What makes a ‘special’ car? Limited production? High power and speed? Remarkable design?

All of the above could be – and often are – combined to make a Special Edition car, and it’s certainly an interesting and effective way of building mystique around a model.

If done too much, though, are special editions still 'special'? A car has to be special in order to deserve special edition recognition, but excessive special editions undermine the original car's special-ness.

Fiat is guilty of this with the Fiat 500; which seems to get a new special edition every month.

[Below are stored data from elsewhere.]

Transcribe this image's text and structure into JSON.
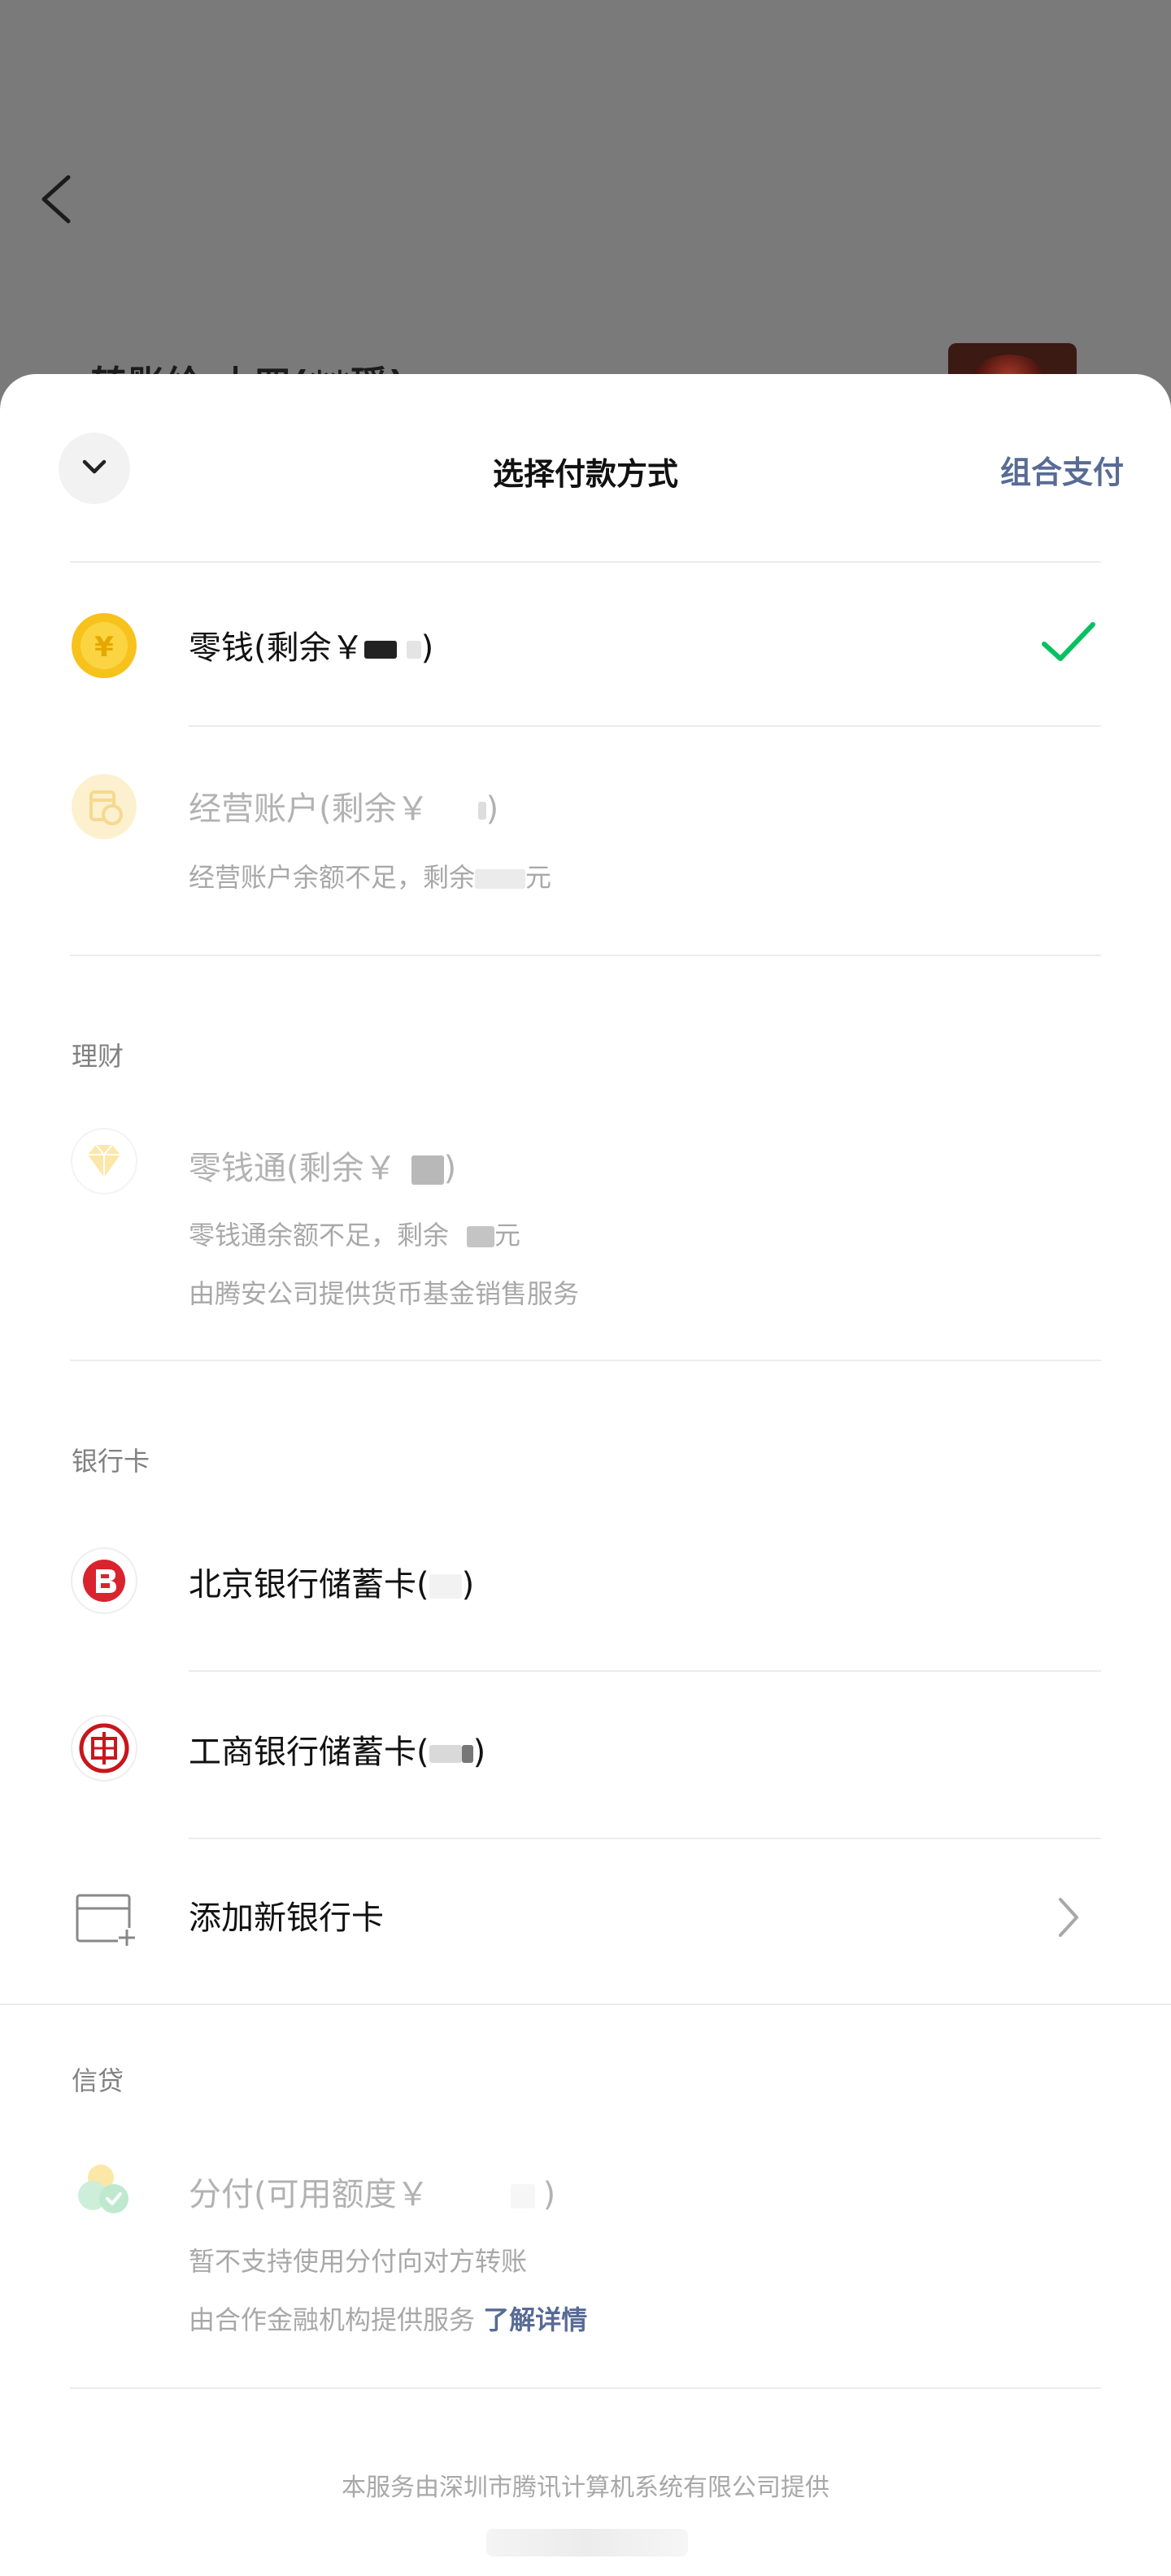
{
  "background": {
    "title": "转账给 小四(**瑶)",
    "thumbnail_icon": "chat-avatar-image"
  },
  "sheet": {
    "title": "选择付款方式",
    "combo_pay": "组合支付",
    "collapse_icon": "chevron-down-icon"
  },
  "wallet": {
    "label_prefix": "零钱(剩余￥",
    "label_suffix": ")",
    "selected": true
  },
  "business": {
    "label_prefix": "经营账户(剩余￥",
    "label_suffix": ")",
    "note_prefix": "经营账户余额不足，剩余",
    "note_suffix": "元"
  },
  "sections": {
    "wealth": "理财",
    "bank": "银行卡",
    "credit": "信贷"
  },
  "lqt": {
    "label_prefix": "零钱通(剩余￥",
    "label_suffix": ")",
    "note1_prefix": "零钱通余额不足，剩余",
    "note1_suffix": "元",
    "note2": "由腾安公司提供货币基金销售服务"
  },
  "banks": [
    {
      "label_prefix": "北京银行储蓄卡(",
      "label_suffix": ")",
      "icon": "bank-of-beijing-icon"
    },
    {
      "label_prefix": "工商银行储蓄卡(",
      "label_suffix": ")",
      "icon": "icbc-icon"
    }
  ],
  "add_card": {
    "label": "添加新银行卡",
    "icon": "add-card-icon"
  },
  "fenfu": {
    "label_prefix": "分付(可用额度￥",
    "label_suffix": ")",
    "note1": "暂不支持使用分付向对方转账",
    "note2_prefix": "由合作金融机构提供服务",
    "note2_link": "了解详情"
  },
  "footer": "本服务由深圳市腾讯计算机系统有限公司提供",
  "colors": {
    "accent": "#576b95",
    "check": "#07c160",
    "coin": "#f7c21c",
    "bank_red": "#d9242f"
  }
}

With such a sunny, quirky and strong-selling car, a special edition here and there reinforces the heritage element of the model. The 1957 and Pink editions were excellent brand-builders, drawing respectively upon the car's heritage and character - the two strong points of the model.

But with the multitude of 500 special editions, it’s getting difficult to differentiate one from the next, and the whole thing becomes a big mush of two-tone paint, retro trim, and now meaningless ‘1 of 250’ plaques. 

Often, higher-end brands get in on the action; think Bugatti with the Veyron, Pagani with the Zonda or the one-off Rolls-Royce models - a prime example can be found here. These one-off or limited edition cars are often indistinguishable from the standard car, aside from seat embroidery, or the smallest smearing of carbon fibre interior trim known to man. 

Away from special editions, this overpopulation also applies, to an extent, to special versions of manufacturers' cars, track-honed by the manufacturers' performance divisions. Take AMG, for example. Once upon a time, AMG models were Mercedes' performance pinnacle. Now, we have AMG 43, AMG 63, AMG 63 S, AMG 63 Black Series, and so on, with optional performance packs often adding to the confusion. There's also a BMW M4, track-focused M4 GTS and somewhere-in-between M4 CS; originally dreamt up for the Spanish market alone. 

Manufacturers argue that the cars fill different markets, but realistically, how many people who buy an AMG 63 would draw the line at the AMG 63 S?

Whether it's a one-of-500 hot pink Fiat 500, or an M4 CS, what happens is dilution of the original, what it means to be that special model. We want our special models back.